Spring MDPs (Message-Driven-Pojos) provide excellent alternatives to MDBs (EJB specification), as we can enable asynchronous request handling capabilities to any tested business logic without defining container constraints or dependency hooks. There are three ways we could implement a Spring MDP:
(1) implementing javax.jms.MessageListener
(2) implementing org.springframework.jms.listener.SessionAwareMessageListener (which is a wrapper around javax.jms.MessageListener with javax.jms.Session) or
(3) any interface with implementation logic which accepts a string argument containing message data
This particular post tries to explore the third option of converting a tested business entity to handle asynchronous requests using Spring JMS (ServiceExporter bean) with ActiveMQ embedded broke, using a JMS Queuer.
1) Let us assume that our business entity interface and implementation are defined as below:
public interface MyBusinessEntity
{ public void doBusinessLogic(String logicParameters) throws MyBusinessException;
}
public class MyBusinessEntityImpl implements MyBusinessEntity
{ public void doBusinessLogic(String logicParameters) throws MyBusinessException
{ //using logicParameters, perform the business logic
}
}
2) The Spring application context should be defined to wire the embedded ActiveMQ broker with Spring JMS Service Exporter bean and the business entities as below:
<beans xmlns="http://www.springframework.org/schema/beans"
xmlns:xsi="http://www.w3.org/2001/XMLSchema-instance"
xmlns:amq="http://activemq.apache.org/schema/core"
xsi:schemaLocation="http://www.springframework.org/schema/beans http://www.springframework.org/schema/beans/spring-beans-2.5.xsd
http://activemq.apache.org/schema/core http://activemq.apache.org/schema/core/activemq-core-5.2.0.xsd">
<!-- Defines the ActiveMQ embedded broker -->
<amq:broker useJmx="false" persistent="false">
<amq:transportConnectors>
<amq:transportConnector uri="tcp://localhost:0" />
</amq:transportConnectors>
</amq:broker>
<amq:queue id="qDestination" physicalName="embedded" />
<amq:connectionFactory id="connectionFactory" brokerURL="vm://localhost" />
<bean id="mybusinessService" class="org.springframework.jms.remoting.JmsInvokerServiceExporter">
<property name="serviceInterface" value="mypackage.MyBusinessEntity"/>
<property name="service">
<bean class="mypackage.MyBusinessEntityImpl"/>
</property>
</bean>
<bean class="org.springframework.jms.listener.SimpleMessageListenerContainer">
<property name="connectionFactory" ref="connectionFactory"/>
<property name="destination" ref="qDestination"/>
<property name="messageListener" ref="placeBidService"/>
</bean>
</beans>
3) If the application is a web-archive (war), add the Spring ContextLoader Listener to load the spring Context to your WEB-INF/web.xml.
<listener>
<listener-class>org.springframework.web.context.ContextLoaderListener</listener-class>
</listener>
<context-param>
<param-name>contextConfigLocation</param-name>
<param-value>classpath:jms-context.xml</param-value>
</context-param>
4) In order to asynchronously place a request, from the client, you need to define another client Spring context configuration mapping containing the reference to MyBusinessEntrity interface as given below, which could be used directly to place a request.
<beans xmlns="http://www.springframework.org/schema/beans"
xmlns:xsi="http://www.w3.org/2001/XMLSchema-instance"
xmlns:amq="http://activemq.apache.org/schema/core"

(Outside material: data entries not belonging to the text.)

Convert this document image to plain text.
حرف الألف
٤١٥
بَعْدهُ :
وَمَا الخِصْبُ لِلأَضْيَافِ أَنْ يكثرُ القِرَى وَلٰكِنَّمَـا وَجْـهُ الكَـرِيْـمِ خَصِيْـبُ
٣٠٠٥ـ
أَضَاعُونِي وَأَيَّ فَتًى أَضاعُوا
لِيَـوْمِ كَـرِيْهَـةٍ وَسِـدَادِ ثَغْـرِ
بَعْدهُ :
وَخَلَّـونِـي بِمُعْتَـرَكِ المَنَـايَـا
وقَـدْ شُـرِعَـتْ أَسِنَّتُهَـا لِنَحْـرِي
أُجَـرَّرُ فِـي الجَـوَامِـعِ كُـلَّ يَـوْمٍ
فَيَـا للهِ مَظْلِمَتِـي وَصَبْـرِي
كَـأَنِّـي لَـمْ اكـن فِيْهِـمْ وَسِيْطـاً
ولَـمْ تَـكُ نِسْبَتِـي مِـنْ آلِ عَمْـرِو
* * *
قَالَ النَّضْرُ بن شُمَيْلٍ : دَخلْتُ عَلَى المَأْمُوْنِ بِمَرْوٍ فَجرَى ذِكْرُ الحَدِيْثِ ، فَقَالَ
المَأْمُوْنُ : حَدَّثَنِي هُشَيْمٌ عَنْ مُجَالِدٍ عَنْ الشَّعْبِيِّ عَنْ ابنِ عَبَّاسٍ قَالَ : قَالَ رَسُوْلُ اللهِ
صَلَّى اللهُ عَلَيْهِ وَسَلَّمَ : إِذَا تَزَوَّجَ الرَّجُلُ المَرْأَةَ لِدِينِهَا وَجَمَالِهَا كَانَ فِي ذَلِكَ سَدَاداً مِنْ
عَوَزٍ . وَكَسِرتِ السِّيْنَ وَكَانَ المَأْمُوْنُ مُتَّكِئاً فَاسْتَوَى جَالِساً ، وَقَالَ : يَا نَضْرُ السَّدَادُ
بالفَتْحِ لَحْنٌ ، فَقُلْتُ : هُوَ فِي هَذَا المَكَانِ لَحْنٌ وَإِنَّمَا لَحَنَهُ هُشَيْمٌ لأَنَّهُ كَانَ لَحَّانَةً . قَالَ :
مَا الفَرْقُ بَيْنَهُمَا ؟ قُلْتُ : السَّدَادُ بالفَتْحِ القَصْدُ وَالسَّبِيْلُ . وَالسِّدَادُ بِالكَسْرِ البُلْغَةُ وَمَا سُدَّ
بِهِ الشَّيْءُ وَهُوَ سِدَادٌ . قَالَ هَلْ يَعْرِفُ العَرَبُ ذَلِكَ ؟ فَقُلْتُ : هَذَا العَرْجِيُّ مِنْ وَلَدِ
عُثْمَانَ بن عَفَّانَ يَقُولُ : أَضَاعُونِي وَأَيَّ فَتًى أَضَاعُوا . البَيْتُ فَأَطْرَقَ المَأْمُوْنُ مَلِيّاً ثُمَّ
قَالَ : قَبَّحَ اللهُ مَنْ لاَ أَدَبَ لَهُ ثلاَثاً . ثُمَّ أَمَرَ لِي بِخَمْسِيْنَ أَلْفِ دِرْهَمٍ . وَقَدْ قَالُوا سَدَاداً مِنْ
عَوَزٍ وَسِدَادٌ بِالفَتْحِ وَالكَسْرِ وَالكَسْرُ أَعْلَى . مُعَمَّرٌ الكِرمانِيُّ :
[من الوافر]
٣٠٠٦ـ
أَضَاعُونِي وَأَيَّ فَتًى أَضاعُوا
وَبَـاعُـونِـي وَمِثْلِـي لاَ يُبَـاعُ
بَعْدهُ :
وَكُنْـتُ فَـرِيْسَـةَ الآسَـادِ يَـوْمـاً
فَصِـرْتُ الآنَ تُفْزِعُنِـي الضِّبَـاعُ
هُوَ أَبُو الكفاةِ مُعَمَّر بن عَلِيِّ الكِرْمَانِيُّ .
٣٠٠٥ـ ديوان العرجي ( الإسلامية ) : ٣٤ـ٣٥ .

xsi:schemaLocation="http://www.springframework.org/schema/beans http://www.springframework.org/schema/beans/spring-beans-2.5.xsd
http://activemq.apache.org/schema/core http://activemq.apache.org/schema/core/activemq-core-5.2.0.xsd">
<bean id="mybusinessService" class="org.springframework.jms.remoting.JmsInvokerProxyFactoryBean">
<property name="serviceInterface" value="mypackage.MyBusinessEntity"/>
<property name="connectionFactory" ref="connectionFactory"/>
<property name="queue" ref="qDestination"/>
</bean>
<amq:queue id="qDestination" physicalName="embedded" />
<amq:connectionFactory id="connectionFactory" brokerURL="vm://localhost" />
</beans>
Having setup the server and client logics, the client can asynchronously lodge a request on server for the specific business logic.